Stringer Slams Pace of Change Under de Blasio

Mayor de Blasio and Comptroller Stringer

City Comptroller Scott Stringer had some tough talk for City Hall on Thursday as he considers a possible mayoral bid next year.

While Stringer echoed many of the themes that have come to define Mayor Bill de Blasio’s administration – combating economic inequality and expanding opportunities particularly for people of color – he warned City Hall was not acting fast enough to address troubling economic indicators on the horizon.

“Our job growth slowed significantly last quarter, and our personal income tax collections were down more than 5 percent year-over-year,” said Stringer. “That’s why right now we have to pick up some speed and move forward at a pace of change that matches the scale of our ambitions.”

Stringer’s policy proposals include tripling the city’s contribution to the Earned Income Tax Credit for low-income New Yorkers, a move that would require city and state action.  

He also called the city’s current investment in minority and women-owned businesses, “a disgrace”; they receive just over 5 percent of $14 billion in city spending.

While he credited the mayor and City Council for making changes to the city’s zoning code to encourage the development of more affordable housing, Stringer said, “It’s not enough to solve a challenge of this magnitude. It’s just not.”

Stringer proposed creating a so-called “land bank” that would allow the city to acquire vacant property and build affordable housing in its place.

Speaking on the Brian Lehrer Show, Stringer slammed the de Blasio administration’s handling of the Build it Back program, which is still working to raise and rebuild homes damaged by Sandy in 2012.

On the last anniversary of the storm, de Blasio said the program would be complete by the end of this year, a goal the administration is not expected to meet.

“I’m very disappointed the city is not going to meet its Sandy housing goals,” Stringer said, “This is just a scandal and people have suffered.”

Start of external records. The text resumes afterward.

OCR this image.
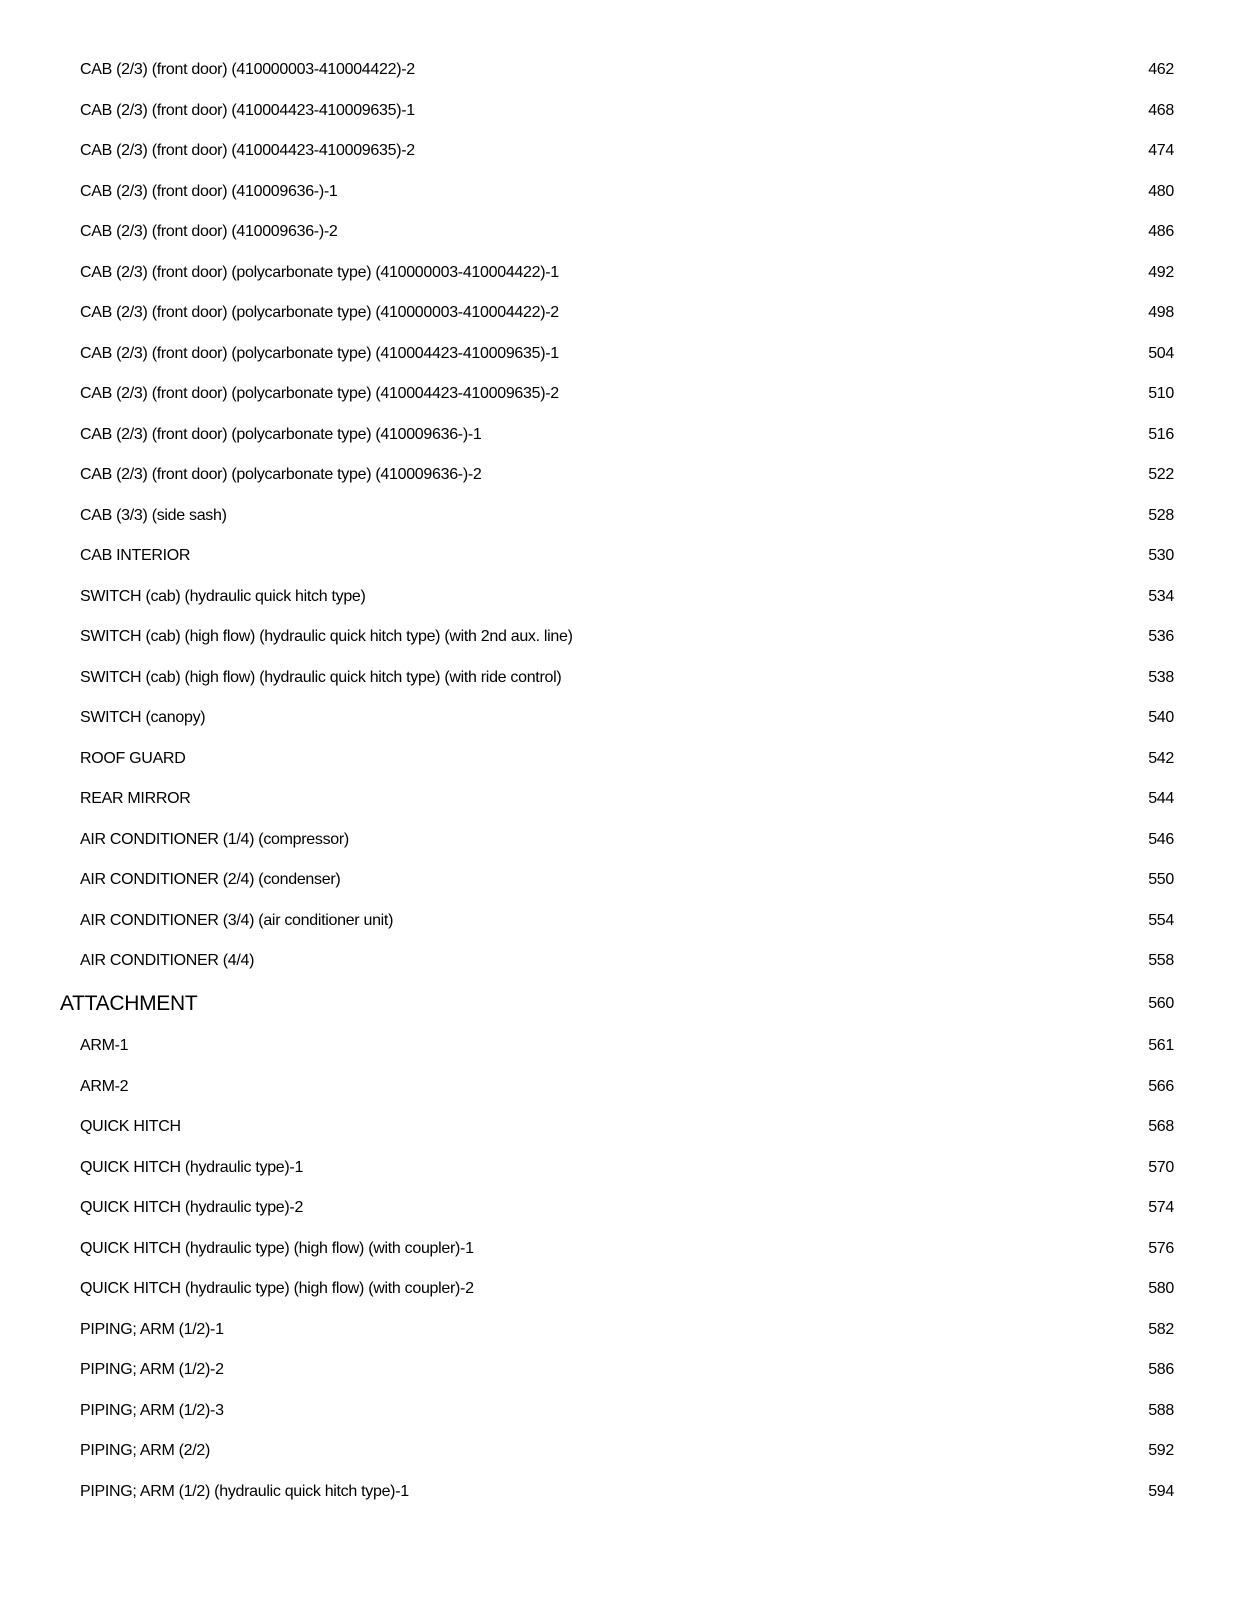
CAB (2/3) (front door) (410000003-410004422)-2	462
CAB (2/3) (front door) (410004423-410009635)-1	468
CAB (2/3) (front door) (410004423-410009635)-2	474
CAB (2/3) (front door) (410009636-)-1	480
CAB (2/3) (front door) (410009636-)-2	486
CAB (2/3) (front door) (polycarbonate type) (410000003-410004422)-1	492
CAB (2/3) (front door) (polycarbonate type) (410000003-410004422)-2	498
CAB (2/3) (front door) (polycarbonate type) (410004423-410009635)-1	504
CAB (2/3) (front door) (polycarbonate type) (410004423-410009635)-2	510
CAB (2/3) (front door) (polycarbonate type) (410009636-)-1	516
CAB (2/3) (front door) (polycarbonate type) (410009636-)-2	522
CAB (3/3) (side sash)	528
CAB INTERIOR	530
SWITCH (cab) (hydraulic quick hitch type)	534
SWITCH (cab) (high flow) (hydraulic quick hitch type) (with 2nd aux. line)	536
SWITCH (cab) (high flow) (hydraulic quick hitch type) (with ride control)	538
SWITCH (canopy)	540
ROOF GUARD	542
REAR MIRROR	544
AIR CONDITIONER (1/4) (compressor)	546
AIR CONDITIONER (2/4) (condenser)	550
AIR CONDITIONER (3/4) (air conditioner unit)	554
AIR CONDITIONER (4/4)	558
ATTACHMENT	560
ARM-1	561
ARM-2	566
QUICK HITCH	568
QUICK HITCH (hydraulic type)-1	570
QUICK HITCH (hydraulic type)-2	574
QUICK HITCH (hydraulic type) (high flow) (with coupler)-1	576
QUICK HITCH (hydraulic type) (high flow) (with coupler)-2	580
PIPING; ARM (1/2)-1	582
PIPING; ARM (1/2)-2	586
PIPING; ARM (1/2)-3	588
PIPING; ARM (2/2)	592
PIPING; ARM (1/2) (hydraulic quick hitch type)-1	594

“These are the kinds of critiques you make when you have never run anything and don’t know what you’re talking about,” the mayoral press secretary Eric Phillips said in a statement.  

“Mayor de Blasio’s building affordable housing at a record pace, jobs are at an all-time high, crime is at a record low, graduation rates are up, and we’re on target to meet the most ambitious goal on [minority and women's] contracts our city’s ever had,” said Phillips.

Stringer was asked repeatedly on Thursday whether he planned to mount a primary challenge against de Blasio in 2017. He met each inquiry with a pivot saying for now Democrats needed to focus on the upcoming presidential election.

But he also refused to rule anything out.

“People are telling me we are not doing enough,” Stringer said. “There's an urgency.”